Telstra senior network engineer Mark Duffell apologised for the error, which meant that 500 internet protocol version 4 (IPv4) prefixes, or subnetworks, were advertised as belonging to Telstra.
The technical error occurred as part of post-verification testing to address a software bug in the Telstra Internet Direct provisioning tools.
After the incorrect configuration was deployed to a single edge router the hundreds of IPv4 prefixes were announced to the global internet through the border gateway protocol (BGP) that supplies route information for network providers.
As adjacent internet peers or autonomous systems (ASs) learned through BGP that the fastest and most efficient routes to certain networks were supposedly via Telstra, they adopted that information and announced it to other providers they connected to, which amplified the error.
“It’s important to understand that the root cause of this interruption was not malicious in nature, the routes were not intentionally hijacked, and no emails or data were breached or lost,” Duffell wrote.
Telstra has temporarily disabled the provisioning testing tools until it can ensure that Wednesday’s accidental route hijacking won’t happen again.

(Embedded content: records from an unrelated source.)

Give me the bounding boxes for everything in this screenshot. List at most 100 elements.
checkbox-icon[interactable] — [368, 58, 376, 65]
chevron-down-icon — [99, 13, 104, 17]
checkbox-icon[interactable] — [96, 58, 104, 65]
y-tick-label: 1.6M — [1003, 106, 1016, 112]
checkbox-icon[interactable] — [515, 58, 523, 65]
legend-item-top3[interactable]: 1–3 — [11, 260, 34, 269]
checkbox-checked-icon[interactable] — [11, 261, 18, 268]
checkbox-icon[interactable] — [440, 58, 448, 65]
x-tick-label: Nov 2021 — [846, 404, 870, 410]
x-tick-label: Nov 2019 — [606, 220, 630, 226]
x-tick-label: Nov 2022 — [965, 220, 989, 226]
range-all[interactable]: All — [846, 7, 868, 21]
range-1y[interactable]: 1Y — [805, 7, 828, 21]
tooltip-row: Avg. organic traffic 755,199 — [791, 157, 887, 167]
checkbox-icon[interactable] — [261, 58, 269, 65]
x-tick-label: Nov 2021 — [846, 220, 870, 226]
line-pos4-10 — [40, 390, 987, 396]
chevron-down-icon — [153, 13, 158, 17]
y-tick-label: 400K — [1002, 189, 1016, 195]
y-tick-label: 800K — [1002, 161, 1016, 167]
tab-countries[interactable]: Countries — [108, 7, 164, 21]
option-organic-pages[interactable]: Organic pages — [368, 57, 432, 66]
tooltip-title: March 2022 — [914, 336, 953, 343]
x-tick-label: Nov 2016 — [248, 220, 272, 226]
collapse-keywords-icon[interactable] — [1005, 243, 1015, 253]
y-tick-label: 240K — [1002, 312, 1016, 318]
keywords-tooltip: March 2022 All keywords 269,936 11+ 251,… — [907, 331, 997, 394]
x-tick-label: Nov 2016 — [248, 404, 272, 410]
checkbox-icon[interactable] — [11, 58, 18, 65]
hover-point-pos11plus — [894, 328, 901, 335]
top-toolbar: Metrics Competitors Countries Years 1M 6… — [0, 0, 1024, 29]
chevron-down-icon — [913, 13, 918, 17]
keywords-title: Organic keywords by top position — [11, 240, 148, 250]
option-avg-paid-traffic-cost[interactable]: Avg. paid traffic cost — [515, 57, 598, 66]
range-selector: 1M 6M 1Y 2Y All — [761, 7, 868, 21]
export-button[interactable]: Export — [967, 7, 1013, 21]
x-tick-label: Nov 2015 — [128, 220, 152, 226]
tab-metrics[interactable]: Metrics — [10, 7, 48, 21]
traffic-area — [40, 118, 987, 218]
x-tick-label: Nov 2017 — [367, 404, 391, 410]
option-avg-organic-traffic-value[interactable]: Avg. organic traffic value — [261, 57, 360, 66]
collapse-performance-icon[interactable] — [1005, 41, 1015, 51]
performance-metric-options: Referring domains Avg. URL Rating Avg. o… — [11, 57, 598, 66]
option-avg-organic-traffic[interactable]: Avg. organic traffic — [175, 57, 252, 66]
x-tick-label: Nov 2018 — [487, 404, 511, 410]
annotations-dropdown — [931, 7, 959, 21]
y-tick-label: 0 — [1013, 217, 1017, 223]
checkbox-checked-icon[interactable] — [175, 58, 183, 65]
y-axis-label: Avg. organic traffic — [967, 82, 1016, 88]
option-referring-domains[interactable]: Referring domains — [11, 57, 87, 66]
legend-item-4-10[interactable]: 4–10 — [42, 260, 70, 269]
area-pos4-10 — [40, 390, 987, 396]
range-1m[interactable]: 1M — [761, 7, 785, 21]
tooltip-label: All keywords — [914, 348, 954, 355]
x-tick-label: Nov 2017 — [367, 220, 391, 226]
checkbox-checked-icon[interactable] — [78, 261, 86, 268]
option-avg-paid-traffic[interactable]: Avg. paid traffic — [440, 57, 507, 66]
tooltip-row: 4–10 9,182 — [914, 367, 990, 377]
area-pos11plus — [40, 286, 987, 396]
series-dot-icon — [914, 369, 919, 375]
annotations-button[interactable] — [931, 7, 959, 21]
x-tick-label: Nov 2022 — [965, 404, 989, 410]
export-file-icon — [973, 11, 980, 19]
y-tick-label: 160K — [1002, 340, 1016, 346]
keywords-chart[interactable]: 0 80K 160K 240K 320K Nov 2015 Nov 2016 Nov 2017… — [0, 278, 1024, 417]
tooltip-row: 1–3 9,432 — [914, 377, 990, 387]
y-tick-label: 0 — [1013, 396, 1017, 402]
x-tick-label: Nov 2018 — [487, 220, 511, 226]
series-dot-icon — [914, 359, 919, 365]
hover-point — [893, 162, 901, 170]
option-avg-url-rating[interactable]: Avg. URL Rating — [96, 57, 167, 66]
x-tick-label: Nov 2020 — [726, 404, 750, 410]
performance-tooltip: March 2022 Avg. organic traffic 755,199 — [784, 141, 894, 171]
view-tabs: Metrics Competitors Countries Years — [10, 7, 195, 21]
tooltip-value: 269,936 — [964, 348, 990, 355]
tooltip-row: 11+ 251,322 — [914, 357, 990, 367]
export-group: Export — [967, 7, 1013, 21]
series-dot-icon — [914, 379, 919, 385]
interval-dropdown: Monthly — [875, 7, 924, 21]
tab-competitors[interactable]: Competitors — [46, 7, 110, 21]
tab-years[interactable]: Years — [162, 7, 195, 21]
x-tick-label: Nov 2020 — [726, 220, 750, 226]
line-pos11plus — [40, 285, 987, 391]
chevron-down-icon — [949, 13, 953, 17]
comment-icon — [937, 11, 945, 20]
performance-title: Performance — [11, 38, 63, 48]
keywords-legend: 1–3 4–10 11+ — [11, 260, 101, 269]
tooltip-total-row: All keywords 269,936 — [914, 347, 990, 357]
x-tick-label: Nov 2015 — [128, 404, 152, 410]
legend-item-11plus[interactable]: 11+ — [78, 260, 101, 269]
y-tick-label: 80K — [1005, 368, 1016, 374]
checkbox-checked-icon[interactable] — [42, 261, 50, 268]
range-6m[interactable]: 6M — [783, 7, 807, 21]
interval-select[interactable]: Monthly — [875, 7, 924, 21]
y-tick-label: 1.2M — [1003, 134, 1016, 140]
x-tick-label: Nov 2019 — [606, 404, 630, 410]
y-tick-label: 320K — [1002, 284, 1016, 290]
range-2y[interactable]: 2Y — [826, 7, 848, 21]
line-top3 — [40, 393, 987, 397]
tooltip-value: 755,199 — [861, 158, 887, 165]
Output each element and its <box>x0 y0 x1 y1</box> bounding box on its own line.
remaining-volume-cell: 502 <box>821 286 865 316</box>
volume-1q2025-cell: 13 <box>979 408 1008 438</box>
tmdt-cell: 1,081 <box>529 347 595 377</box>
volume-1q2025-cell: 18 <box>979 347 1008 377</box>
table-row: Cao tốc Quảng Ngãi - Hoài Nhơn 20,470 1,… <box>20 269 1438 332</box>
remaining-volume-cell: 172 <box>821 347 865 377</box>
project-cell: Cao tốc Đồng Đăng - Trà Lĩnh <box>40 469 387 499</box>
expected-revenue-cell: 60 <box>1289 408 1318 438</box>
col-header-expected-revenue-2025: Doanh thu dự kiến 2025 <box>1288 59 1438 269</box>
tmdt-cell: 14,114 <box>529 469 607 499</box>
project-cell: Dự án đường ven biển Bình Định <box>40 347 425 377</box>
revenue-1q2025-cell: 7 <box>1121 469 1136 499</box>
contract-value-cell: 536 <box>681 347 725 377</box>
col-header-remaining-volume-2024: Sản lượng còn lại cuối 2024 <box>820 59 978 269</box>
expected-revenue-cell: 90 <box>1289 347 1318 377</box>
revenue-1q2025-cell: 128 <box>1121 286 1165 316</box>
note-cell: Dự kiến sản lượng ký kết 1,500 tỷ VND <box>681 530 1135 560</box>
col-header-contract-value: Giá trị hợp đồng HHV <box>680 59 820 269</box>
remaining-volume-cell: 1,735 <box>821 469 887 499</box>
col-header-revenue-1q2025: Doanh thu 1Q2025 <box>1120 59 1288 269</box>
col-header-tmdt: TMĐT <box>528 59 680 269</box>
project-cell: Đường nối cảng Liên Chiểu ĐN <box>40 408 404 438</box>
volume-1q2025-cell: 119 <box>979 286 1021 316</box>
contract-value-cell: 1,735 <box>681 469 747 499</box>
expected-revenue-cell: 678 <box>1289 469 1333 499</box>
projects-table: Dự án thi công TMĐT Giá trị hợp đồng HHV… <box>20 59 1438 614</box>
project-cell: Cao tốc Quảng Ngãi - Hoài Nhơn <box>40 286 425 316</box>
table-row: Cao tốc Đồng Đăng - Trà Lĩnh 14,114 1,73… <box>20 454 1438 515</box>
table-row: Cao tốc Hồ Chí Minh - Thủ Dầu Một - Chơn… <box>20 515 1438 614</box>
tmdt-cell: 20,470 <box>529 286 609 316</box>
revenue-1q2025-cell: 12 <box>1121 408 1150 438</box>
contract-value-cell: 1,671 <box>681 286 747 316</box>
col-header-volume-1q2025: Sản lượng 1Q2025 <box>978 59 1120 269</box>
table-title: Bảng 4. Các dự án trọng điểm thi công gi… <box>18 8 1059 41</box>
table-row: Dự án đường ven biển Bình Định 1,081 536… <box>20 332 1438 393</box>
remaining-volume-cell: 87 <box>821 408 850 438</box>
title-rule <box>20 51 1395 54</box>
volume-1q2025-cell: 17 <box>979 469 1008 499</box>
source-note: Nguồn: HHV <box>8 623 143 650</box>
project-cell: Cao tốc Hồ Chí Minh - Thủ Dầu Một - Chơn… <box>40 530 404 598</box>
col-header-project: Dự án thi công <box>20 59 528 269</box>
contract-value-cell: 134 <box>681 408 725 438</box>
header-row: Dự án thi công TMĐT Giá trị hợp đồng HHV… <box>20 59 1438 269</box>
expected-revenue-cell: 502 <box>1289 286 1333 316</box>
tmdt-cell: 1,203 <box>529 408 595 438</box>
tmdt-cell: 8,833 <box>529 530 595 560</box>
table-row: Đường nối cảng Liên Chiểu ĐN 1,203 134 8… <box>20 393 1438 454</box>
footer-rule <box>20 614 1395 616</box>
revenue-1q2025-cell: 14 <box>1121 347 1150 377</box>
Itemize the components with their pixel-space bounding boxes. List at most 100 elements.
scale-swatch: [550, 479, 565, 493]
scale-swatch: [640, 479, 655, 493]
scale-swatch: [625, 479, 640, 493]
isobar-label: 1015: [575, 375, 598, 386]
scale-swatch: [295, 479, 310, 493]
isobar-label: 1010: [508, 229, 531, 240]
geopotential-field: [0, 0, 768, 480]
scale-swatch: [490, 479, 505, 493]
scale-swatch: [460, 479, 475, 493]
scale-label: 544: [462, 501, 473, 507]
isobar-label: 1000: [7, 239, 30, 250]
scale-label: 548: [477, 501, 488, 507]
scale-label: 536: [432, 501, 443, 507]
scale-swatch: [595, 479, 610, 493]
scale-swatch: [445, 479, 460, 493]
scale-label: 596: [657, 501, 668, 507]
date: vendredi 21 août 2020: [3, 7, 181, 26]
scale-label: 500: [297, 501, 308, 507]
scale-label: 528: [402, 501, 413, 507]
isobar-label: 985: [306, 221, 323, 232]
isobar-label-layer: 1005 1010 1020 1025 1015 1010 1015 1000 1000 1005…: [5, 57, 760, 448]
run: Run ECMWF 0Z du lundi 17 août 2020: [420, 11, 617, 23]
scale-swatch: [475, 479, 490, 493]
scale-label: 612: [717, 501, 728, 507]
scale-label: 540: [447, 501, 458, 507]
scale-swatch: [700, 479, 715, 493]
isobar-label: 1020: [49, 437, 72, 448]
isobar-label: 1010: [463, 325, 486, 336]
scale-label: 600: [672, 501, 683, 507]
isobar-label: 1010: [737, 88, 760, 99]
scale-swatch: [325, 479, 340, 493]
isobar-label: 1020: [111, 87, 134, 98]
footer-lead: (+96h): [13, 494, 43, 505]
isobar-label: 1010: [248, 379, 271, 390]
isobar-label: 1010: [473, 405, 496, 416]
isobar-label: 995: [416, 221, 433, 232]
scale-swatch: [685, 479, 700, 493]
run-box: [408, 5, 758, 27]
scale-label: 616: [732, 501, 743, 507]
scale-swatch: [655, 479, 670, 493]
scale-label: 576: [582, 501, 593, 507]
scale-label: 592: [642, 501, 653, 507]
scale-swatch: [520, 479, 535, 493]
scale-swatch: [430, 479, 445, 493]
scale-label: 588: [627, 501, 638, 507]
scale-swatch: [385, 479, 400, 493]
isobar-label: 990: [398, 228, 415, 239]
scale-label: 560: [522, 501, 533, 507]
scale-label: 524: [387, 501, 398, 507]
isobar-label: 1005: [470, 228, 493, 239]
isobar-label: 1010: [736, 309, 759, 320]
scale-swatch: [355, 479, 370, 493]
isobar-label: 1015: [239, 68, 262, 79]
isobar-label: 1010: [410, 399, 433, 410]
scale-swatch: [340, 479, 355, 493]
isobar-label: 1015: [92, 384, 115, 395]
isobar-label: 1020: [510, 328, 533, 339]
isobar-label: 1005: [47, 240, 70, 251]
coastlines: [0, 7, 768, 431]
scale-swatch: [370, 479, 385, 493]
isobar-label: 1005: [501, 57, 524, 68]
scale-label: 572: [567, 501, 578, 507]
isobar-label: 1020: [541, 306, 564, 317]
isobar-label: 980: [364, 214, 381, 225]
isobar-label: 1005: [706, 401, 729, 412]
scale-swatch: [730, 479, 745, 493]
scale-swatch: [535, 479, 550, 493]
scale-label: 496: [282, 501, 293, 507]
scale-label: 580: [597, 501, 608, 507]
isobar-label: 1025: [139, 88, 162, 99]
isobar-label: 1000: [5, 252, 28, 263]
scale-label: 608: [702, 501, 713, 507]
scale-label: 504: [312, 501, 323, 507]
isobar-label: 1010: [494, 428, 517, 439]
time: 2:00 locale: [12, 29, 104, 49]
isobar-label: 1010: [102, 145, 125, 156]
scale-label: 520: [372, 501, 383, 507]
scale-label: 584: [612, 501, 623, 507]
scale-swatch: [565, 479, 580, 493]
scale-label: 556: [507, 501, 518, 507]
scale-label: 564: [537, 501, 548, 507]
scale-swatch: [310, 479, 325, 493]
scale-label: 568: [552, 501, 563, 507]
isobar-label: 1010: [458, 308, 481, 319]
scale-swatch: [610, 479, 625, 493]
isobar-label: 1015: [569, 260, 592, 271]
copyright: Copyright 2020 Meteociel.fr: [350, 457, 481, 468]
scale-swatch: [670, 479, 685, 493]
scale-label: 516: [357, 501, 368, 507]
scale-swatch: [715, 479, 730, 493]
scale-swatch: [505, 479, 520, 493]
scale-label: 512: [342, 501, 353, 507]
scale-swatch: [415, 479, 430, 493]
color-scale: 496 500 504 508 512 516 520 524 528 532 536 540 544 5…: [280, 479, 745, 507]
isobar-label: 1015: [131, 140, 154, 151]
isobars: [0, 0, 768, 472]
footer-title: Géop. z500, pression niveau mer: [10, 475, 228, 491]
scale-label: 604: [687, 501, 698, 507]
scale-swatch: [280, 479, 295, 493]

The telco is also modifying its route validation system to prohibit the bulk upload of static routes, which was the initial cause of Wednesday’s problems.
No practical way to prevent BGP hijacking
Telstra has implemented Resource Public Key Infrastructure (RPKI) on its domestic AS 1221 network, and is working on adding the certification techonology to its AS 4637 international network, a spokesperson told iTnews.
With RPKI, providers can cryptographically verify whether or not an organisation is authorised to make BGP route announcements.
If not, the announcements can be deemed as invalid, and filtered out automatically, which would prevent traffic being routed up the wrong network junctions.
But secure email provider Protonmail, which was among the service providers hit by the Telstra routing hijack, pointed out that RPKI is opt-in and will only work if every network on the internet agress to abide by it.
Currently, only 17 percent of the internet uses RPKI validation, which means BGP hijacking has the potential to cause significant damage.
In Wednesday’s incident, approximately 30 percent of the global internet looking for Protonmail was directed to Telstra instead.
Protonmail said that while no data or messages were lost, it “incurred meaningful financial losses” as some services such as its payments system were not functioning for several hours.
The Swiss provider was able to divert all mail and web traffic to unimpacted internet routes, and the only problem its customers experienced was delays in sending and receiving messages.
This turned what Protonmail said was perhaps the most serious BGP hijacking incident ever, affecting more than 1680 IPv4 prefixes, into a minor inconvenience for its customers.
Founder of BGP monitoring service BGPmon Andree Toonk explained RPKI route validation only works on ingress, which is the routes that are learnt from a peer network.
Currently, RPKI route validation isn’t done on egress or outgoing announced routes.